Comment cette fracture s'est-elle créée au travers des années pour en arriver à une nouvelle forme de la gauche irréconciliable ? Que révèle-t-elle de l'état de la société ?

Plusieurs facteurs se combinent. La société post-industrielle a vu s’estomper le clivage de classe, ce qui a mis en retrait le débat traditionnel sur le capitalisme au profit des questions de société, lesquelles ont pris une place écrasante. Par ailleurs, l’ouverture des frontières et la diversification ethno-raciale des pays européens ont incité les militants contestataires à remplacer les ouvriers par d’autres groupes (comme les femmes, les immigrés ou les musulmans) dans le Panthéon des damnés de la terre.

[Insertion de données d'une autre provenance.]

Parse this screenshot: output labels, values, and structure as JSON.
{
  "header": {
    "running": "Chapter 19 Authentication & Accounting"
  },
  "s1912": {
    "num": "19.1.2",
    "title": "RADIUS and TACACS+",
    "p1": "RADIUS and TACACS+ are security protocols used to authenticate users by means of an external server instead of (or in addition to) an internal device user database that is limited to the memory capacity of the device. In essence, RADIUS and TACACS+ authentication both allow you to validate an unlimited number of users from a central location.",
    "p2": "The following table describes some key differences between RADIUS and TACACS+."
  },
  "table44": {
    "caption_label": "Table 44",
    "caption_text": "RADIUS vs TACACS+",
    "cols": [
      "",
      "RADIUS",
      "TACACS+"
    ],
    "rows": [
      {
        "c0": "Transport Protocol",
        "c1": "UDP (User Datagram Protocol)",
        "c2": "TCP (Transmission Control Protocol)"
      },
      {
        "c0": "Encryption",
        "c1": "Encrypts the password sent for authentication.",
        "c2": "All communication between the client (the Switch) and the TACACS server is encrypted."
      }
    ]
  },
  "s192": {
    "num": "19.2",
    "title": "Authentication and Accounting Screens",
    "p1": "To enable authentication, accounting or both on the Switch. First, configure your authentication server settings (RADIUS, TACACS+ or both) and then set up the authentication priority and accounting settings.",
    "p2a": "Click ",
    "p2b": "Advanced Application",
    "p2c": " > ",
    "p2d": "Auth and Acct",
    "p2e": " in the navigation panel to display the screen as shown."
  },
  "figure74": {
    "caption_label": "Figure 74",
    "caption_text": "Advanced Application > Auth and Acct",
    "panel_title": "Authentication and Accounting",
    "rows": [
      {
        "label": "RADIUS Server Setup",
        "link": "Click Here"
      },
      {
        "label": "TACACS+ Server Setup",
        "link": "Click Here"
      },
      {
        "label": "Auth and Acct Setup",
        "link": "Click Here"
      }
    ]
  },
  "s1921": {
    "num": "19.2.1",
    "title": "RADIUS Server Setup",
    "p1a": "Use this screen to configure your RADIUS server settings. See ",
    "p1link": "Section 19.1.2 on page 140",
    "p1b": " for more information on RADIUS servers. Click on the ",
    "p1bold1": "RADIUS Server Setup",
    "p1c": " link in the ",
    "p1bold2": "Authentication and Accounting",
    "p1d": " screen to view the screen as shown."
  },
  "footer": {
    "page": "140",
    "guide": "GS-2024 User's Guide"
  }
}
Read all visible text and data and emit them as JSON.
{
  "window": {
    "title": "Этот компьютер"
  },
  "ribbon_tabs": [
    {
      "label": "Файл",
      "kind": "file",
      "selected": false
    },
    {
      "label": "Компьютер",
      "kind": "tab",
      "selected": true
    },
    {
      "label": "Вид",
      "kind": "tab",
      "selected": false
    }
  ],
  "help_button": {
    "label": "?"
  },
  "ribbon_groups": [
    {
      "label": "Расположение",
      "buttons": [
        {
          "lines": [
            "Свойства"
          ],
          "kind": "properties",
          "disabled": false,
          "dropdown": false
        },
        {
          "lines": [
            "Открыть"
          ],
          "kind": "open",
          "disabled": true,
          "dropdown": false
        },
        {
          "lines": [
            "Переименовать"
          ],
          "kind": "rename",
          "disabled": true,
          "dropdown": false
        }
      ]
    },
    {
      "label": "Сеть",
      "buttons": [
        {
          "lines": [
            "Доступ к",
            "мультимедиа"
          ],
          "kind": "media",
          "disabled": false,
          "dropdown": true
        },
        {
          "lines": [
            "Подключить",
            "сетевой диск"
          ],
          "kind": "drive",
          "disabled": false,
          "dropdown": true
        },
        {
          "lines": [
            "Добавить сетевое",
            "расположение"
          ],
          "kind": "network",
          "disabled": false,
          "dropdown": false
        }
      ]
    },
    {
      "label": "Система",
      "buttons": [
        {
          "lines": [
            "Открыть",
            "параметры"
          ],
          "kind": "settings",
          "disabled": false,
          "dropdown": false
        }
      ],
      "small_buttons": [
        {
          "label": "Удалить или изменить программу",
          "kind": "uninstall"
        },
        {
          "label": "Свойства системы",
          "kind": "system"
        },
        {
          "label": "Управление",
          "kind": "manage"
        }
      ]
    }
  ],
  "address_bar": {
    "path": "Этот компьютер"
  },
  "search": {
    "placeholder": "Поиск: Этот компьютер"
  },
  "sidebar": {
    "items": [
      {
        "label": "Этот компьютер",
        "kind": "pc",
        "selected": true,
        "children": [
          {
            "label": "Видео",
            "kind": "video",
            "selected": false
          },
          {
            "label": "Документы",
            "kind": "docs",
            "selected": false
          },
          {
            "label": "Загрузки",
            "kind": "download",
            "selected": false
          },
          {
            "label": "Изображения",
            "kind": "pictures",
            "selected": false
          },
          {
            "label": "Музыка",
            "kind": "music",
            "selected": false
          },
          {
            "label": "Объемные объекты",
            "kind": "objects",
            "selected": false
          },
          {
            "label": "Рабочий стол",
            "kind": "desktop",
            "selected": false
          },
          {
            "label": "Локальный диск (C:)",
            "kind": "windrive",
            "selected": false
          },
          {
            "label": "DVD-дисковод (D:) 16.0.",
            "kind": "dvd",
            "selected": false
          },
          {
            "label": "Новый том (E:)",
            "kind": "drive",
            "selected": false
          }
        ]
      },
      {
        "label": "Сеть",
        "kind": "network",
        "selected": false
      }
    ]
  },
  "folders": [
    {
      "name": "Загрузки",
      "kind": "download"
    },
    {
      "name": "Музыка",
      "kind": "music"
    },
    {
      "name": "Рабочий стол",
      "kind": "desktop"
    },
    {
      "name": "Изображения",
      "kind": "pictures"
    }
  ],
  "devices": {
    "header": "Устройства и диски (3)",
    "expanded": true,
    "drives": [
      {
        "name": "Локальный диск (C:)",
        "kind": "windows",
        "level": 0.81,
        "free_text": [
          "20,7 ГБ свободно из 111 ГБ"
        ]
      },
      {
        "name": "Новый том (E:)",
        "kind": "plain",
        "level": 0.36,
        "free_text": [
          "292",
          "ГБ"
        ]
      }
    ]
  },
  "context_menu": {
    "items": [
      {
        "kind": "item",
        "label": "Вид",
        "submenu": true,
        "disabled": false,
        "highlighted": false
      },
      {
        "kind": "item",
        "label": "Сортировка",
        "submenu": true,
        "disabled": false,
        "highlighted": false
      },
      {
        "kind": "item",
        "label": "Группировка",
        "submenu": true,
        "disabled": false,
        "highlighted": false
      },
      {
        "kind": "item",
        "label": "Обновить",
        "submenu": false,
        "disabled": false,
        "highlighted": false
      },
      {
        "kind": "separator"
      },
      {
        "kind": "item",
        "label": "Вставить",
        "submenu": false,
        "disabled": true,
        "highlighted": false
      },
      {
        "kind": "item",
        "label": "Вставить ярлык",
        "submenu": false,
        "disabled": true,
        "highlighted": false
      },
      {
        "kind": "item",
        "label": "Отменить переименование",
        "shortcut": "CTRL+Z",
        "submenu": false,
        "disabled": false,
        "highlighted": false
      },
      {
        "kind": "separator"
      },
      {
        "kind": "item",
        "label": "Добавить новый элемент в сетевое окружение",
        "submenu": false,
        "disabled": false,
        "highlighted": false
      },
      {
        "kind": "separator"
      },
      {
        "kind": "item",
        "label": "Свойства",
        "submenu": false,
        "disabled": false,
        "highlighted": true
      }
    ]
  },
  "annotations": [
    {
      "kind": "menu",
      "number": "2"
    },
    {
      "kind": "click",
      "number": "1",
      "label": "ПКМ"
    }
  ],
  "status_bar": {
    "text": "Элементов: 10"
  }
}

Il faut aussi tenir compte d’un complexe idéologique au sein de la gauche, hérité du christianisme, où se mêlent culpabilité et amour du prochain (surtout si ce prochain est éloigné). On pourrait aussi ajouter un vieux fond d’antiaméricanisme et d’antisionisme qui produisent une sympathie spontanée pour les Noirs et les Palestiniens perçus comme des victimes de l’impérialisme judéo-capitaliste. Tous ces éléments se combinent pour inciter une partie de la gauche à rechercher des groupes opprimés (pour les aimer), donc des groupes oppresseurs (pour les haïr). La figure du « mâle blanc », selon les termes d’Emmanuel Macron, est aujourd’hui toute désignée. C’est la logique classique du bouc-émissaire, à cette différence près que le bouc correspond à la population majoritaire. Cette mise en accusation a d’autant plus de facilité pour se diffuser qu’elle a été préparée par le discours féministe (lequel accuse les hommes d’être responsables de l’oppression des femmes) et par le discours post-colonial (lequel accuse l’Occident de tous les défauts et de tous les maux). 
Il faut toutefois souligner que, à gauche, ce type de raisonnement ne convainc pas tout le monde, loin s’en faut. Considérer que l’Occident et les Blancs sont les seuls méchants dans l’histoire est un peu rapide. De plus, certains refusent d’entrer dans la tendance actuelle à idéaliser les minorités ou à abdiquer les grands principes républicains tels que la laïcité. Et puis beaucoup ne veulent tout simplement pas entrer dans une logique de type racialiste, non seulement parce que cette logique n’appartient pas à la tradition de la gauche française, mais aussi parce qu’elle risque de se retourner contre ses partisans. Si on commence en effet à considérer que la race détermine la manière de voir et d’analyser la société, il risque d’y avoir pas mal de dégâts collatéraux. Un sociologue « blanc » pourra-t-il par exemple justifier qu’il a toute la légitimité pour analyser la situation des Noirs ou des Arabes ? Quand on sait que beaucoup de sociologues sont aussi des militants de gauche, on comprend qu’ils hésitent un peu avant de se lancer dans une analyse qui pourrait les mettre définitivement sur la touche.  
Quoiqu’il en soit, il ne fait guère de doute que ces débats sur la race vont nous occuper un bon moment, surtout si les institutions comme les médias, les arts ou l’école continuent d’alimenter un discours à la fois victimisant (pour les minorités) et culpabilisateur (pour la population de souche). 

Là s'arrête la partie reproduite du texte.